We know that, clinically, wavelength does not appear to influence chronic pain relief [21] but the main complaint of patients from acute pain, and this is where we can employ less aggressive therapies, such as therapy with light, and infrared light gave us the better result. Clinically, moderate doses of infrared wavelengths to severe pain seem to somatize triggered cascade of physiological events, worsening the inflammatory condition and later restore homeostasis of the biological tissue. It means that, even using moderate doses with infrared light, it could be a good choice.

Recent clinical studies demonstrated that LED-therapy has efficacy in modulating acute physiological processes, reducing pain [22] and edema [23] and are as efficient as laser-therapy.

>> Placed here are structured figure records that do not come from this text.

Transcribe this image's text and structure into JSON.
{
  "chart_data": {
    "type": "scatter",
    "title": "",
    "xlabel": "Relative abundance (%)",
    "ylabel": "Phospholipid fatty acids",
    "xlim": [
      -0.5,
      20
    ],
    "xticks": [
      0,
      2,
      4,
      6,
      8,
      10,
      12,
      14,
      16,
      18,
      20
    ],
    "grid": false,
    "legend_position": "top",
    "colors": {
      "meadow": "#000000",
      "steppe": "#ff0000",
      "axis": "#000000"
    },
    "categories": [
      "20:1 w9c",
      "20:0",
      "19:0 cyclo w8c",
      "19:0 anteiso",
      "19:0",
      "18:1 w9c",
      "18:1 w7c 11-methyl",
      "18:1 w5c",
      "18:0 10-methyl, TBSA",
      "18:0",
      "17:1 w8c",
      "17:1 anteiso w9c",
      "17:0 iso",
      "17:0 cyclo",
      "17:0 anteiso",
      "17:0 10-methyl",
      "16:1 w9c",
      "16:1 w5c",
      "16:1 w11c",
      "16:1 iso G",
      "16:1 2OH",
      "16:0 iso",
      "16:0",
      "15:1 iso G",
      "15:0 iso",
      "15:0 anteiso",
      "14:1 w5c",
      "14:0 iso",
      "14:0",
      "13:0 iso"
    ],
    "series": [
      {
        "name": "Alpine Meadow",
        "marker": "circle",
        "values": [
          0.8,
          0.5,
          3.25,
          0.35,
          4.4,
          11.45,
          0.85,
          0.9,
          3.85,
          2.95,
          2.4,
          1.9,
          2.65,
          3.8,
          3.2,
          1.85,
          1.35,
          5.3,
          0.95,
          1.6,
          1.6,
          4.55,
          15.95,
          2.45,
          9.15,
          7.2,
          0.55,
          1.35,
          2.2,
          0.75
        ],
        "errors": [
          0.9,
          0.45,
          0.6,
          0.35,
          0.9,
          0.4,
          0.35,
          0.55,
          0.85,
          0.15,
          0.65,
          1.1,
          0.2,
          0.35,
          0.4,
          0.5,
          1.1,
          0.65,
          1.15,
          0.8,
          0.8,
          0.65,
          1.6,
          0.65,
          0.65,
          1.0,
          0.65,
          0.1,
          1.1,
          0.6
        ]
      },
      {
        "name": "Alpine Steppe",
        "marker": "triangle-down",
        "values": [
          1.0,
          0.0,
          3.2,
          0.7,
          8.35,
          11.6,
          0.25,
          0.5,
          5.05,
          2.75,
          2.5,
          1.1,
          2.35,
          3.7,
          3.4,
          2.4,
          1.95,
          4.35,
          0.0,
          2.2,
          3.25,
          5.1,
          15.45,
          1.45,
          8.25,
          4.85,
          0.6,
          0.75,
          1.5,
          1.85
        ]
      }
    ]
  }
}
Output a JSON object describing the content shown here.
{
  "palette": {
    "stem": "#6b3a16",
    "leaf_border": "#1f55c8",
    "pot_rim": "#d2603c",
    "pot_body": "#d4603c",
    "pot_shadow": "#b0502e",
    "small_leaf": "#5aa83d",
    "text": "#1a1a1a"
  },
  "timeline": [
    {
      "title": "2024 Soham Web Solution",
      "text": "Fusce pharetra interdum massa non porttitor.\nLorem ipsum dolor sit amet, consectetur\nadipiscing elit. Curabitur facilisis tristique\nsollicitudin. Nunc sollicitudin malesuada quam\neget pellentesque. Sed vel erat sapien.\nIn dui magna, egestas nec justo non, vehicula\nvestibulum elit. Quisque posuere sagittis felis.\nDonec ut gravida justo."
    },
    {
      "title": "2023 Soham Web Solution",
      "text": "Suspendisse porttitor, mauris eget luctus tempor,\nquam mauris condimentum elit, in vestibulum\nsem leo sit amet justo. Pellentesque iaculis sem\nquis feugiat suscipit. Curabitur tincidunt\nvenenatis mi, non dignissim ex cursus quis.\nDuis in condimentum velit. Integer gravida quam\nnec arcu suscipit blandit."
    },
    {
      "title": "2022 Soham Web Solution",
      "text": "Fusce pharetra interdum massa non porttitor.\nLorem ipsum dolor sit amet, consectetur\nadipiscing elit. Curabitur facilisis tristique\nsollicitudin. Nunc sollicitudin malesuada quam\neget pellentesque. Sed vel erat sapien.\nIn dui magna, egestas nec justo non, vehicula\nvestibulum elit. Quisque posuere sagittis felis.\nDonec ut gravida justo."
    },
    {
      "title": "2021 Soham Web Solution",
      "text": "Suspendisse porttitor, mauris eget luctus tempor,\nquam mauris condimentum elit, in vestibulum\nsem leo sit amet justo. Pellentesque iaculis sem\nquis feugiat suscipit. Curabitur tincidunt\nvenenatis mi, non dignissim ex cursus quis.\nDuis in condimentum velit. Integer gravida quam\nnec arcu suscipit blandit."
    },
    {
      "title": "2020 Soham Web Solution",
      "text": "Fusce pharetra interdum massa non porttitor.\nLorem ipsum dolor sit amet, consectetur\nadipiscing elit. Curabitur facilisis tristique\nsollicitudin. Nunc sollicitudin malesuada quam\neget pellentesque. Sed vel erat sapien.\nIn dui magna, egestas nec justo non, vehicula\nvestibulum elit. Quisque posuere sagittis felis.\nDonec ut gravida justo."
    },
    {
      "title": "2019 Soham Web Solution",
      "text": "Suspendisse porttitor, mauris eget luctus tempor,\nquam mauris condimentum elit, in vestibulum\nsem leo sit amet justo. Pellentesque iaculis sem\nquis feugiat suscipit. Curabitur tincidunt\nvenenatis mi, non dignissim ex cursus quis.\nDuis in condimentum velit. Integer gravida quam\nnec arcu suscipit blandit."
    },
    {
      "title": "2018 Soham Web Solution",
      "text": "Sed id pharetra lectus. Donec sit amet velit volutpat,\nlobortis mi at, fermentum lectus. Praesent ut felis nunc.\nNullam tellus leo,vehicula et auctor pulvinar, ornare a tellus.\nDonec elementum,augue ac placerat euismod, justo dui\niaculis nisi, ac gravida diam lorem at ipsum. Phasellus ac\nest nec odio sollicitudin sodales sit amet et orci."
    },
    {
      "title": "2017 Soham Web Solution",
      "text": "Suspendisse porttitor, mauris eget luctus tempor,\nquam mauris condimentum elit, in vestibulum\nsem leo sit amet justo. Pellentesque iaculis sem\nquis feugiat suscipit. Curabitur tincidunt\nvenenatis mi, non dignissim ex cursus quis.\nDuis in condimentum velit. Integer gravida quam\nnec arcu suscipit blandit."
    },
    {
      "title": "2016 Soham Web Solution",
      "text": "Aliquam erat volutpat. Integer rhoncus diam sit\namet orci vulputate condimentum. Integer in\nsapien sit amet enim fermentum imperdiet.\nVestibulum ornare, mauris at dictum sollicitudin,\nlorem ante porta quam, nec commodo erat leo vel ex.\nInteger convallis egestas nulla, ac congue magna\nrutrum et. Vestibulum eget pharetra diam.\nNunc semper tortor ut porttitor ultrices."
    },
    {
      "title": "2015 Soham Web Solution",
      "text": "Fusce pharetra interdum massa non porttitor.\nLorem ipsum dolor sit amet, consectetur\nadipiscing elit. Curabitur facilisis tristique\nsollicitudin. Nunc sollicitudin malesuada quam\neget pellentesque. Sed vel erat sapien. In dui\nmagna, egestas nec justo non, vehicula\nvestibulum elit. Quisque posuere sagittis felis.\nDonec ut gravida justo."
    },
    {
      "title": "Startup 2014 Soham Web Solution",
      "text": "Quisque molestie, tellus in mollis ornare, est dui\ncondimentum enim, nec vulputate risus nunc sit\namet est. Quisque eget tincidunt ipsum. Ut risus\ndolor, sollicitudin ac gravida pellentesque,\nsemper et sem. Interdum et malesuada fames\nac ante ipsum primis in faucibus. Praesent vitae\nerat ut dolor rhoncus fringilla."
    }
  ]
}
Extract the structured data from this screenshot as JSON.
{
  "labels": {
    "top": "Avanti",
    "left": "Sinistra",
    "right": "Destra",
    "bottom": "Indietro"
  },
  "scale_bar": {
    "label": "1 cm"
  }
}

This study shows that infrared LED or laser under low doses and irradiance seems more efficient to promote pain relief in cases of acute pain. Therefore, with this methodology, the infrared laser 37.5 J/cm2, the infrared LED 37.5 J/cm2, the red LED 75.0 J/cm2 are more effective in decreasing writhings in mice.

Conclusion

In conclusion, PBM using infrared LED and laser with dose of 37.5 J/cm2 were similar between them and have shown improved results when compared to the others experimental groups. This study suggests that infrared light, laser or LED, under low doses and low irradiance seems the best option to solve acute pain.

Acknowledgments

We acknowledgment financial support of CNPq RHAE (552720/2009-7).

Conflict of interest statement

There is no conflict of interest.

Role of funding source

Financial Support from CNPq RHAE (552720/2009-7).

Ethical approval

Study approved by the Institutional Animal Ethics Committee of Federal University of Sao Carlos (# 004/2011).

Informed consent

Informed consent was obtained from all individual participants included in the study.